When Cooper started camping on Jackyl, they earned an astounding $40,000 in six weeks. Just how bad a cat is this horse? At Nampa, Cooper himself was high call and he mounted a few other guys that flew in from Salinas. Kollin VonAhn, Jared Bilby and Cooper won first, second and third in the short round on Jackyl. The horse earned $13,140 that day, but nobody knows about most of it.

In fact, through Dec. 31, 2014, Jackyl’s earnings are estimated at $1,921,108, and that doesn’t include money won when people borrowed him or if they forgot about various jackpot checks.

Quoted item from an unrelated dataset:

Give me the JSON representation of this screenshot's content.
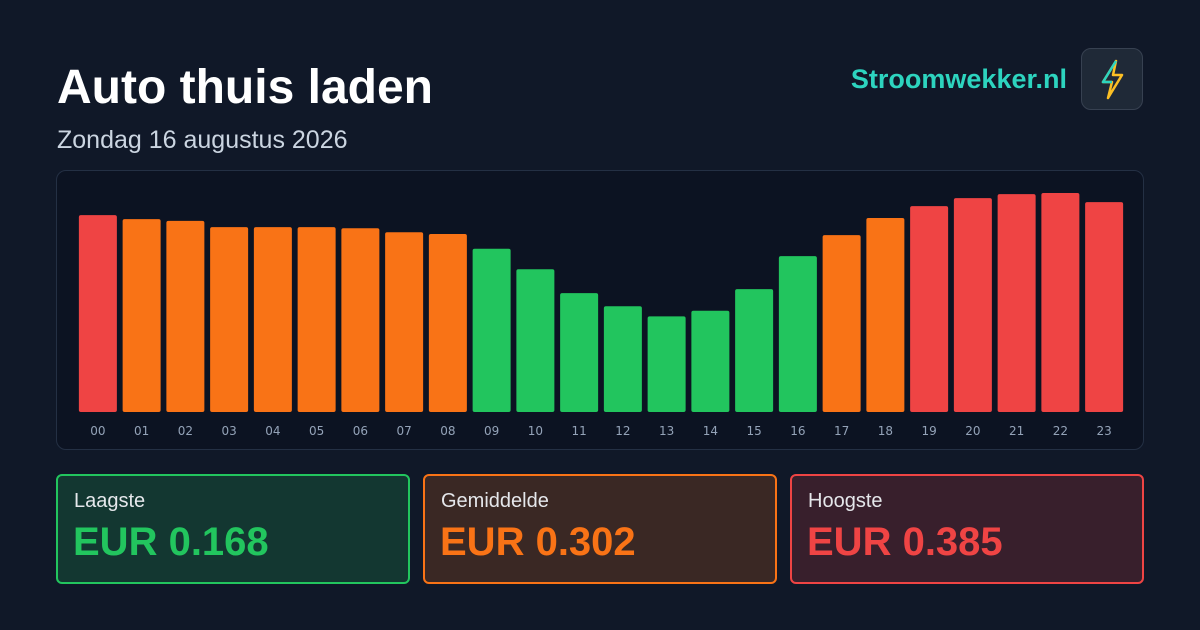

“There’s no way to explain the feel of that horse,” Cooper said. “You can’t teach it and you can’t train it. I feel like I finally found a horse that fit me perfectly, because I’m a naturally aggressive person. That horse really drops and wrecks a steer, but he never stops until he’s supposed to stop. He just knows when to do everything.”

What he doesn’t know is how much money has been paid for him five times over, or that he’s one of the last great-grandsons of both Doc Bar and Poco Bueno.

But who doesn’t want to see him have another $100,000 season and blow past the magical $2 million mark? Who doesn’t want to see him take one more NFR victory lap; throw that defiant mane with one more gold-buckle stop?
Certainly not Jim Ross Cooper.

Jackyl by Cooper

Feed: Alfalfa and grass hay
Supplements: Formula 1 Noni, joint injections as needed
Therapies: Aquatread sessions
Headgear: Flat leather tie-down and chain port Petska bit
Saddle: Relentless by Trevor Brazile
Pad: Relentless ¾-inch felt with cutout
Leg Gear: Classic Equine all the way around


Jackyl has so much King blood in his veins, it’s no wonder he’s been The King for so long. Cal Bar was a full brother to the grandsire of cutting superstar Peptoboonsmal. But Jackyl’s stamina and grit likely come from Miss Super Fleet, by a son of the immortal Thoroughbred Depth Charge and out of a Gill Cattle Company mare.